Primeiro, vamos aos fatos. Dom Williamson, a Der Spiegel [via Rorate-Caeli], disse:

Se eu descobrir que estive em erro, então eu o farei [referindo-se à retratação]. […] Peço que todos creiam que eu não disse algo falso deliberadamente. Estava, com base nas minhas pesquisas nos anos 80, convencido da exatidão dos meus comentários. […] Agora devo examinar tudo novamente e olhar as evidências”.

O intento da mídia em execrar a Fraternidade e o Papa são mais que visíveis. Numa escala de tendencionismo, notemos os títulos das matérias veiculadas sobre o mesmo assunto pelas agências de notícias:

* Associated Press: Negador do Holocausto examinará evidência. (O título manifesta uma eventual atitude positiva do Bispo em rever seus posicionamentos)

* * Reuteurs: Bispo Negador do Holocausto examinará “evidência” (Aqui a evidência já aparece entre aspas)

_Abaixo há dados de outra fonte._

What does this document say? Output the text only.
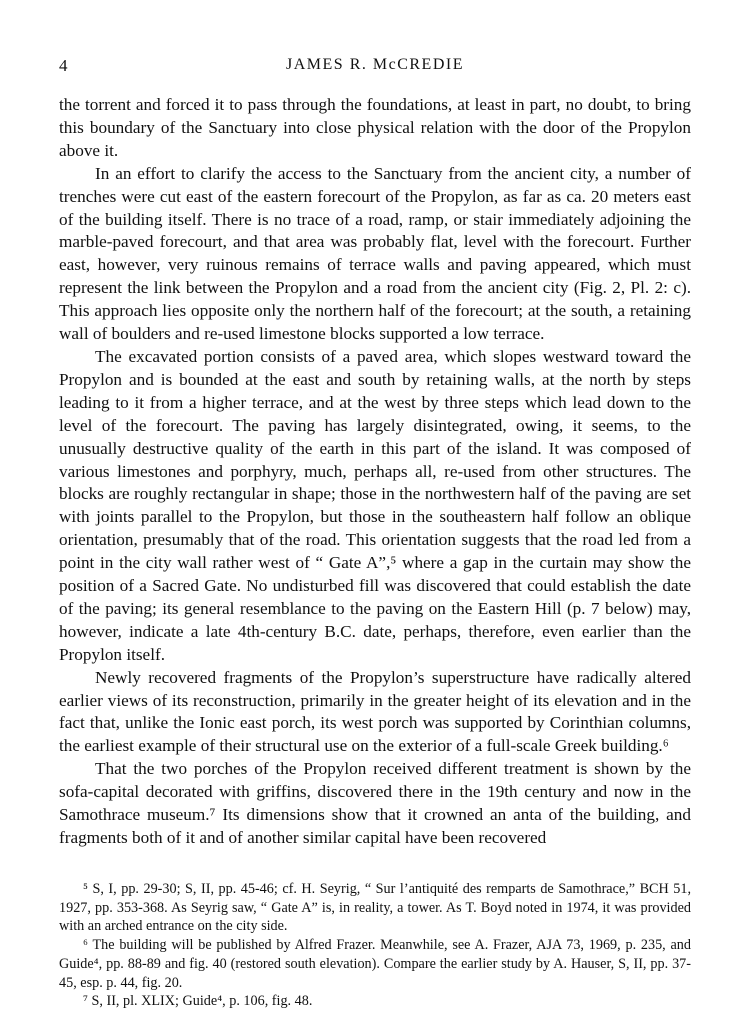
4	JAMES R. McCREDIE

the torrent and forced it to pass through the foundations, at least in part, no doubt, to bring this boundary of the Sanctuary into close physical relation with the door of the Propylon above it.

In an effort to clarify the access to the Sanctuary from the ancient city, a number of trenches were cut east of the eastern forecourt of the Propylon, as far as ca. 20 meters east of the building itself. There is no trace of a road, ramp, or stair immediately adjoining the marble-paved forecourt, and that area was probably flat, level with the forecourt. Further east, however, very ruinous remains of terrace walls and paving appeared, which must represent the link between the Propylon and a road from the ancient city (Fig. 2, Pl. 2: c). This approach lies opposite only the northern half of the forecourt; at the south, a retaining wall of boulders and re-used limestone blocks supported a low terrace.

The excavated portion consists of a paved area, which slopes westward toward the Propylon and is bounded at the east and south by retaining walls, at the north by steps leading to it from a higher terrace, and at the west by three steps which lead down to the level of the forecourt. The paving has largely disintegrated, owing, it seems, to the unusually destructive quality of the earth in this part of the island. It was composed of various limestones and porphyry, much, perhaps all, re-used from other structures. The blocks are roughly rectangular in shape; those in the northwestern half of the paving are set with joints parallel to the Propylon, but those in the southeastern half follow an oblique orientation, presumably that of the road. This orientation suggests that the road led from a point in the city wall rather west of “ Gate A”,⁵ where a gap in the curtain may show the position of a Sacred Gate. No undisturbed fill was discovered that could establish the date of the paving; its general resemblance to the paving on the Eastern Hill (p. 7 below) may, however, indicate a late 4th-century B.C. date, perhaps, therefore, even earlier than the Propylon itself.

Newly recovered fragments of the Propylon’s superstructure have radically altered earlier views of its reconstruction, primarily in the greater height of its elevation and in the fact that, unlike the Ionic east porch, its west porch was supported by Corinthian columns, the earliest example of their structural use on the exterior of a full-scale Greek building.⁶

That the two porches of the Propylon received different treatment is shown by the sofa-capital decorated with griffins, discovered there in the 19th century and now in the Samothrace museum.⁷ Its dimensions show that it crowned an anta of the building, and fragments both of it and of another similar capital have been recovered

⁵ S, I, pp. 29-30; S, II, pp. 45-46; cf. H. Seyrig, “ Sur l’antiquité des remparts de Samothrace,” BCH 51, 1927, pp. 353-368. As Seyrig saw, “ Gate A” is, in reality, a tower. As T. Boyd noted in 1974, it was provided with an arched entrance on the city side.

⁶ The building will be published by Alfred Frazer. Meanwhile, see A. Frazer, AJA 73, 1969, p. 235, and Guide⁴, pp. 88-89 and fig. 40 (restored south elevation). Compare the earlier study by A. Hauser, S, II, pp. 37-45, esp. p. 44, fig. 20.

⁷ S, II, pl. XLIX; Guide⁴, p. 106, fig. 48.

* * * Agence France-Presse: Bispo negacionista Williamson recusa se desculpar segundo a revista Spiegel (Aqui Dom Williamson já é retratado como um sem vergonha anti-semita que não quer abjurar seus erros)

3 Comentários to “A mesma notícia, o mesmo bispo, a mesma imprensa.”

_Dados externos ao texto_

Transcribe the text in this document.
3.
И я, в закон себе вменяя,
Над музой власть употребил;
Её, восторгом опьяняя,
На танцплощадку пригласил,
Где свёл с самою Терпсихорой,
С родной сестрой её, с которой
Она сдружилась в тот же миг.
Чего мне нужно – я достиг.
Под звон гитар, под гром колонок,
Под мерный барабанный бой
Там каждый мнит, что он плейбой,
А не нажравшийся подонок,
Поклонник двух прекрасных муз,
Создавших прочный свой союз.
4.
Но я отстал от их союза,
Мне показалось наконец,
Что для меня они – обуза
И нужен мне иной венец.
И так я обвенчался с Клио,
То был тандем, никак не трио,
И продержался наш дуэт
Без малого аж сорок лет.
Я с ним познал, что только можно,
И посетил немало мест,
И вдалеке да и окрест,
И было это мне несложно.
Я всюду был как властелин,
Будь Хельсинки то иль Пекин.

  1. Tudo isso nos leva a várias conclusões.

    Em primeiro lugar, essa afirmação de Dom Williamson em rever a exatidão de seus comentários e corrigilos após a constatação de erro demonstra a verdadeira humidade.

    A bem da verdade, em sua carta anterior ao Papa e ao Cardeal Castrillon (quem sabe, mais por pressão de seus confrades do que por convicção), seu pedido de desculpas fundava-se apenas no impacto negativo que suas afirmações haviam acarretado aos dois, e não a uma genuína constatação do erro cometido (sem querer aí entrar no mérito de possíveis divergências no número total de judeus mortos, mas sim na sua redução absurda e na sua plena consciência de que aquelas afirmações poderiam causar comoção e até cadeia caso a entrevista viesse a público na Alemanha, país onde se deu a entrevista).

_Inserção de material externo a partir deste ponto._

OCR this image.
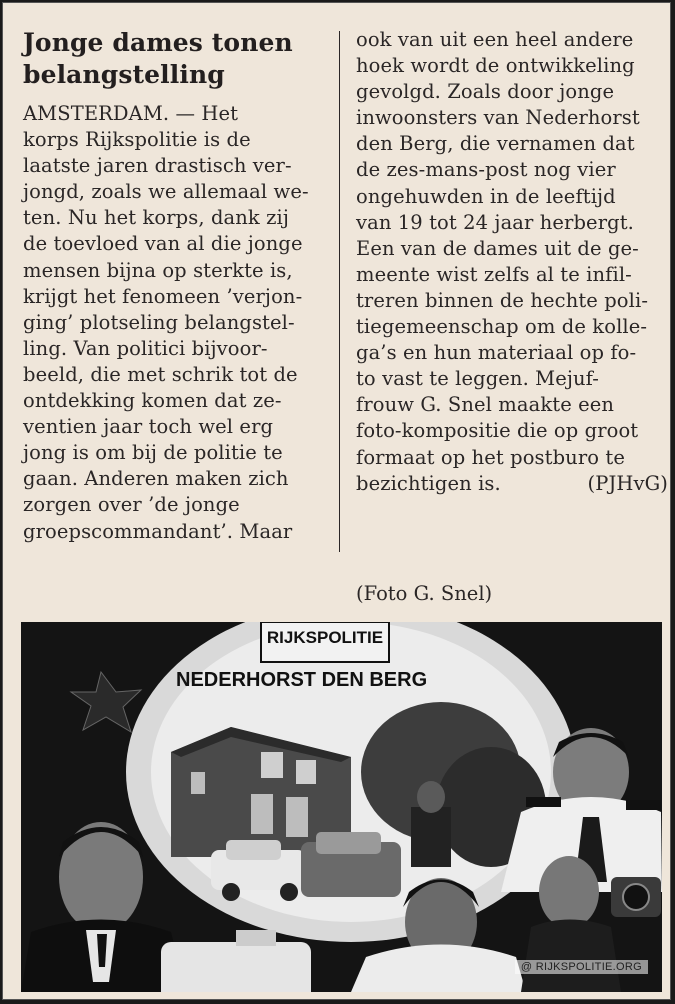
Jonge dames tonen
belangstelling
AMSTERDAM. — Het
korps Rijkspolitie is de
laatste jaren drastisch ver-
jongd, zoals we allemaal we-
ten. Nu het korps, dank zij
de toevloed van al die jonge
mensen bijna op sterkte is,
krijgt het fenomeen ’verjon-
ging’ plotseling belangstel-
ling. Van politici bijvoor-
beeld, die met schrik tot de
ontdekking komen dat ze-
ventien jaar toch wel erg
jong is om bij de politie te
gaan. Anderen maken zich
zorgen over ’de jonge
groepscommandant’. Maar
ook van uit een heel andere
hoek wordt de ontwikkeling
gevolgd. Zoals door jonge
inwoonsters van Nederhorst
den Berg, die vernamen dat
de zes-mans-post nog vier
ongehuwden in de leeftijd
van 19 tot 24 jaar herbergt.
Een van de dames uit de ge-
meente wist zelfs al te infil-
treren binnen de hechte poli-
tiegemeenschap om de kolle-
ga’s en hun materiaal op fo-
to vast te leggen. Mejuf-
frouw G. Snel maakte een
foto-kompositie die op groot
formaat op het postburo te
bezichtigen is.	(PJHvG)
(Foto G. Snel)
RIJKSPOLITIE
NEDERHORST DEN BERG
@ RIJKSPOLITIE.ORG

    Agora o temos verdadeiramente humilde, visto que está disposto a reexaminar o tema e reformular sua concepção sobre o mesmo.

    A segunda reflexão é que os judeus conseguiram uma proeza que nem a Igreja em todos esses séculos conseguiu. Eles criaram o superdogma de um tema secular, ou seja, “o Holocausto” – uma verdade de fé vinculante universalmente e passível de “excomunhão” e “execração” a quem quer que o negue. Vale lembrar também que há pouco tempo um pastor luterano foi preso na Alemanha somente porque comparou o aborto ao holocausto de nossos dias. Para os alemães o aborto é apenas uma questão jurídica. Bebês no ventre materno mortos aos milhares por ano não são considerados seres humanos passíveis de direitos.

    E, finalmente, a constatação de que temos que tomar um comprimido de plasil antes de ler essas notícias tão repugnantes. A maneira como eles se referem ao Santo Padre, aos membros da FSSPX e aos tradicionalistas em geral é simplesmente abjeta.

    Que Deus nos ajude!

  2. Quero ver o desfeche dessa historia. Tendo Dom Williamson dado um chute da caixa de marimbondo, agora temos que esperar pelo melhor. Creio que os judeus querem a crucificação de Dom Williamson. A mesma que a 2000 anos deram a Nosso Senhor.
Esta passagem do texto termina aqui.